Regulators faulted for ‘box checking’ mentality on anti-laundering enforcement
This is the headline this week in a Source Media article. The article goes on to say that regulators are being criticized for not looking deeper at anti-money laundering compliance. The check box mentality is being criticized. Why does this scare me? Well, regulators don’t always work well together, in fact, they will tell you compliance doesn’t talk to safety and soundness and vice versa BUT that does not mean they don’t interpret what they think they hear. Cracking down on regulators for checking boxes for AML enforcement can easily equate to cracking down on regulators for checking boxes for regulatory compliance in other areas.
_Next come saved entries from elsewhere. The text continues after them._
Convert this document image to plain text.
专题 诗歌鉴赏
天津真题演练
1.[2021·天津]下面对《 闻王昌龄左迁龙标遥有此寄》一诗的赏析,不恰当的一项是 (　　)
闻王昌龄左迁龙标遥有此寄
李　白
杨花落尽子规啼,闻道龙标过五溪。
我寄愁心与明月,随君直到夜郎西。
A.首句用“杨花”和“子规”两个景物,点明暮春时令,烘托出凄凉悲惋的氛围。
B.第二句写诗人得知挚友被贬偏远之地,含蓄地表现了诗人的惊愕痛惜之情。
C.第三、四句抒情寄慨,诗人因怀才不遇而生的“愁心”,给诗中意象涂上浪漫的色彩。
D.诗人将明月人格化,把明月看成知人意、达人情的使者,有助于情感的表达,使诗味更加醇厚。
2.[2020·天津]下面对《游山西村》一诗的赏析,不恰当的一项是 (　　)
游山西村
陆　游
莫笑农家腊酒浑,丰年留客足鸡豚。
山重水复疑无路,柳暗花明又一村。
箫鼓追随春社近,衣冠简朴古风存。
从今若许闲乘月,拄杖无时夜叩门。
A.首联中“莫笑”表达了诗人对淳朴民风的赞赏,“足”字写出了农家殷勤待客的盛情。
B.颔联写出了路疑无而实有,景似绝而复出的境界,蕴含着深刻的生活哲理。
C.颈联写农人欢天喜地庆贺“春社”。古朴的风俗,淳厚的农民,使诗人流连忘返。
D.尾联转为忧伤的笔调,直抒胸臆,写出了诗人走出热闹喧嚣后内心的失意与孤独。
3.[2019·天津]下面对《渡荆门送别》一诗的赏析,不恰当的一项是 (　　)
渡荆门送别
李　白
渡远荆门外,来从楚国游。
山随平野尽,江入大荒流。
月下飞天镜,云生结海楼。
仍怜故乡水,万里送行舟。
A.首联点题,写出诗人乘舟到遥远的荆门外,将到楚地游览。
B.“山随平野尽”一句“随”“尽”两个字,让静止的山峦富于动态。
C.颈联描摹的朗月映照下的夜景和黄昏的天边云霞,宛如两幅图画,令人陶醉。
Don’t kid yourself, they are all afraid of going the way of the OTS. They cannot become expendable. (note: my comments here are related to the agencies and not specific examiners.)
I think I have shared with you a conversation I had with an examiner last year, they want audits to change direction and be all inclusive. They want a review of a loan file (compliance not financial) to include all regs that apply. So that would include Reg. E, if the loan has an auto debit for the payment, as well as flood, TRID, SAFE, etc. Most banks consider Reg. E for operations only, but it seems that approach must change.
I don’t see audit firms jumping on that band wagon just yet, but he who carries the biggest stick wins in the end.